As the nearby chart from the Roine and Waldenström study shows, the share of income for the top 1% in these seven countries generally follows the same trend line. That means domestic policy can't be the principal reason for the current spread between high earners and others. Since the 1980s, that spread has increased in nearly all seven countries. The U.S. and Sweden, countries with very different systems of redistribution, along with the U.K. and Canada show the largest increase in the share of income for the top 1%.
The main reasons for these increases are not hard to find. Adding a few hundred million Chinese and Indians to the world's productive labor force after 1980 slowed the rise in income for workers all over the developed world. That's the most important factor at work. The top 1% gain relatively because they are less affected by the hordes of newly productive workers.
But the top 1% have another advantage. Many of them have unique skills that are difficult to replicate. Our top earners include entrepreneurs, rock stars, professional athletes, surgeons and lawyers. Also included are the managers of large international corporations and, yes, bankers and financiers. (Interestingly, the Occupy movement seldom criticizes athletes or rock stars.)
The most dramatic change shown in the chart is the decline in the top 1% of Swedish earners' share of total income to between 5%-10% in the 1960s from well over 25% in 1903. The Swedish authors explain that drop as mainly due to the decline in real interest rates that lowered incomes of rentiers who depended on interest and dividends. Capitalist development, not income redistribution, brought that change.
Income-redistribution programs that became widespread in the 1960s and 1970s had a much smaller influence than market forces. Between 1960 and 1980, the share going to the top 1% declined, but the decline is modest. The share of the top percentile had been reduced everywhere by 1960. Massive redistributive policies in Sweden did more than elsewhere to lower the top earners' share of total income. Still, the difference in 1980 between Sweden and the U.S. is only about four percentage points. As the chart shows, the top earners in both countries began to increase their share of income in 1980.
The big error made by those on the left is to believe that redistribution permits the 99% or 90% to gain at the expense of top earners. In much current political discussion, this is taken as an unchallenged truth. It should not be. The lasting opportunity for the poor is better jobs produced by investments, many of which are financed by those who earn high incomes. It makes little sense to applaud the contribution to all of us made by the late Steve Jobs while favoring policies that reduce incentives for innovators and investors.
Our system is democratic capitalism. In every national election, the public expresses its preference for taxation and redistribution. It is a democratic choice, not a plot controlled by one's most despised interest group. The much-maligned Congress is unable to pass a budget because it is elected by people who have conflicting ideas about taxes and redistribution. President Obama wants higher tax rates to pay for more redistribution now. The Republicans, recalling Ronald Reagan and Margaret Thatcher and much of the history of democratic capitalist countries, want lower tax rates and less regulation to bring higher growth and to help pay for some of the future health care and pensions promised to an aging population.

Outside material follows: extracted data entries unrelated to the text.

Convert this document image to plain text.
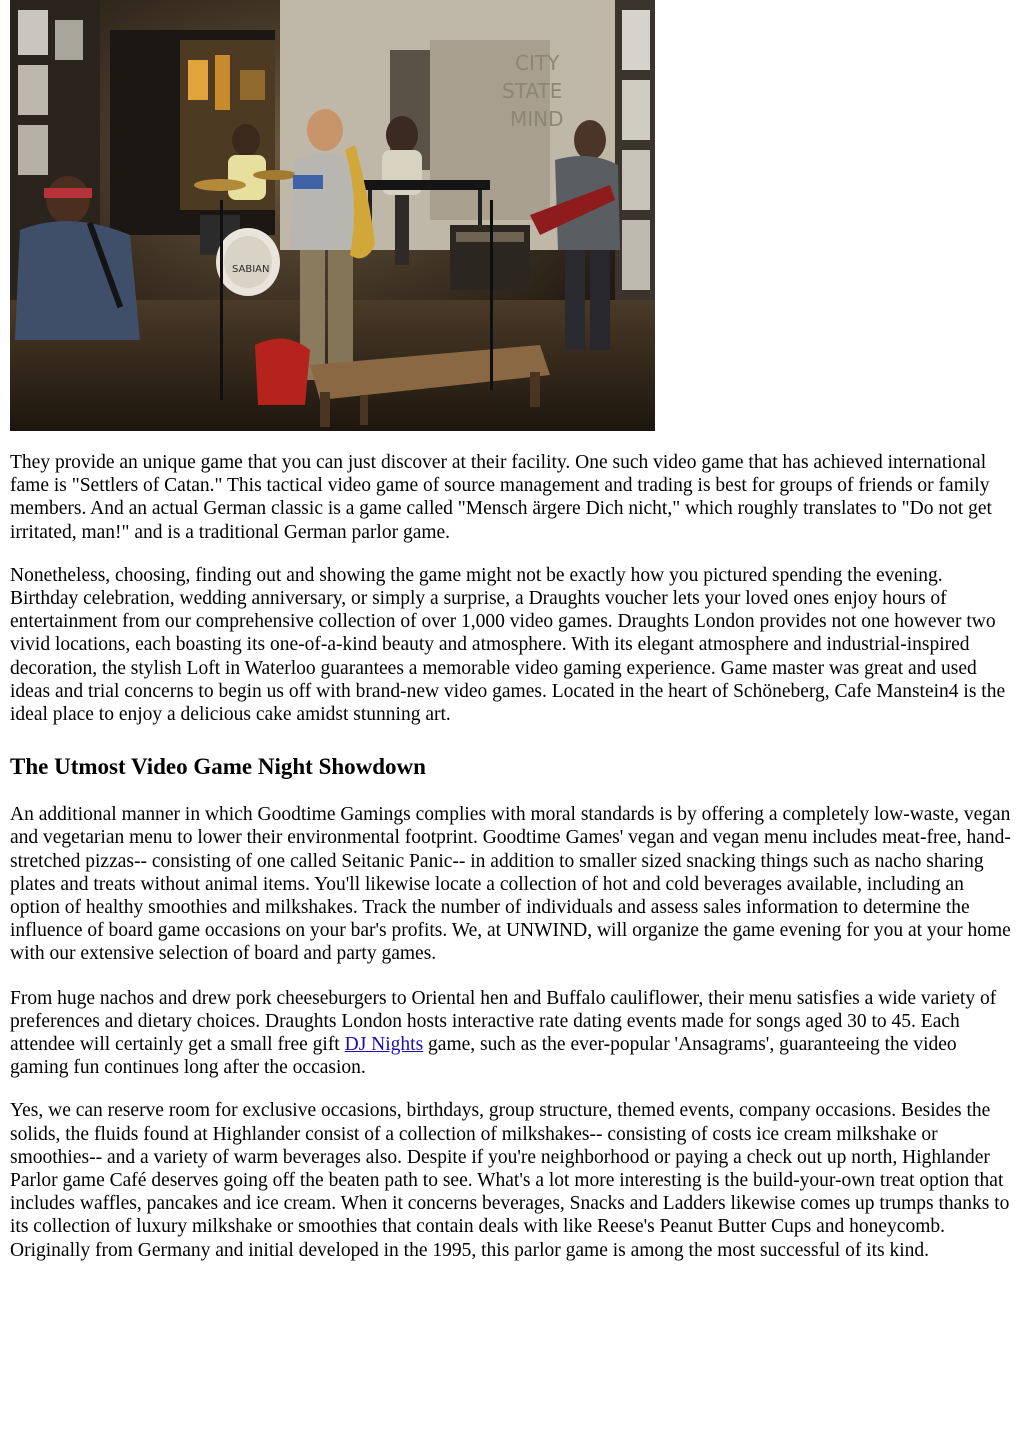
CITY
STATE
MIND
SABIAN

They provide an unique game that you can just discover at their facility. One such video game that has achieved international fame is "Settlers of Catan." This tactical video game of source management and trading is best for groups of friends or family members. And an actual German classic is a game called "Mensch ärgere Dich nicht," which roughly translates to "Do not get irritated, man!" and is a traditional German parlor game.

Nonetheless, choosing, finding out and showing the game might not be exactly how you pictured spending the evening. Birthday celebration, wedding anniversary, or simply a surprise, a Draughts voucher lets your loved ones enjoy hours of entertainment from our comprehensive collection of over 1,000 video games. Draughts London provides not one however two vivid locations, each boasting its one-of-a-kind beauty and atmosphere. With its elegant atmosphere and industrial-inspired decoration, the stylish Loft in Waterloo guarantees a memorable video gaming experience. Game master was great and used ideas and trial concerns to begin us off with brand-new video games. Located in the heart of Schöneberg, Cafe Manstein4 is the ideal place to enjoy a delicious cake amidst stunning art.

The Utmost Video Game Night Showdown

An additional manner in which Goodtime Gamings complies with moral standards is by offering a completely low-waste, vegan and vegetarian menu to lower their environmental footprint. Goodtime Games' vegan and vegan menu includes meat-free, hand-stretched pizzas-- consisting of one called Seitanic Panic-- in addition to smaller sized snacking things such as nacho sharing plates and treats without animal items. You'll likewise locate a collection of hot and cold beverages available, including an option of healthy smoothies and milkshakes. Track the number of individuals and assess sales information to determine the influence of board game occasions on your bar's profits. We, at UNWIND, will organize the game evening for you at your home with our extensive selection of board and party games.

From huge nachos and drew pork cheeseburgers to Oriental hen and Buffalo cauliflower, their menu satisfies a wide variety of preferences and dietary choices. Draughts London hosts interactive rate dating events made for songs aged 30 to 45. Each attendee will certainly get a small free gift DJ Nights game, such as the ever-popular 'Ansagrams', guaranteeing the video gaming fun continues long after the occasion.

Yes, we can reserve room for exclusive occasions, birthdays, group structure, themed events, company occasions. Besides the solids, the fluids found at Highlander consist of a collection of milkshakes-- consisting of costs ice cream milkshake or smoothies-- and a variety of warm beverages also. Despite if you're neighborhood or paying a check out up north, Highlander Parlor game Café deserves going off the beaten path to see. What's a lot more interesting is the build-your-own treat option that includes waffles, pancakes and ice cream. When it concerns beverages, Snacks and Ladders likewise comes up trumps thanks to its collection of luxury milkshake or smoothies that contain deals with like Reese's Peanut Butter Cups and honeycomb. Originally from Germany and initial developed in the 1995, this parlor game is among the most successful of its kind.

Regardless of one's economic philosophy, the public deserves an accurate presentation of the reasons for the change in income distribution. The change is occurring in all the developed countries. The chart shows that policies that redistribute wealth and income have at most a modest effect on income shares. As President John F. Kennedy often said, the better way is "a rising tide that lifts all boats."
Mr. Meltzer, a professor of public policy at the Tepper School, Carnegie Mellon University and a visiting scholar at Stanford University's Hoover Institution, is the author most recently of "Why Capitalism?" just published by Oxford University Press.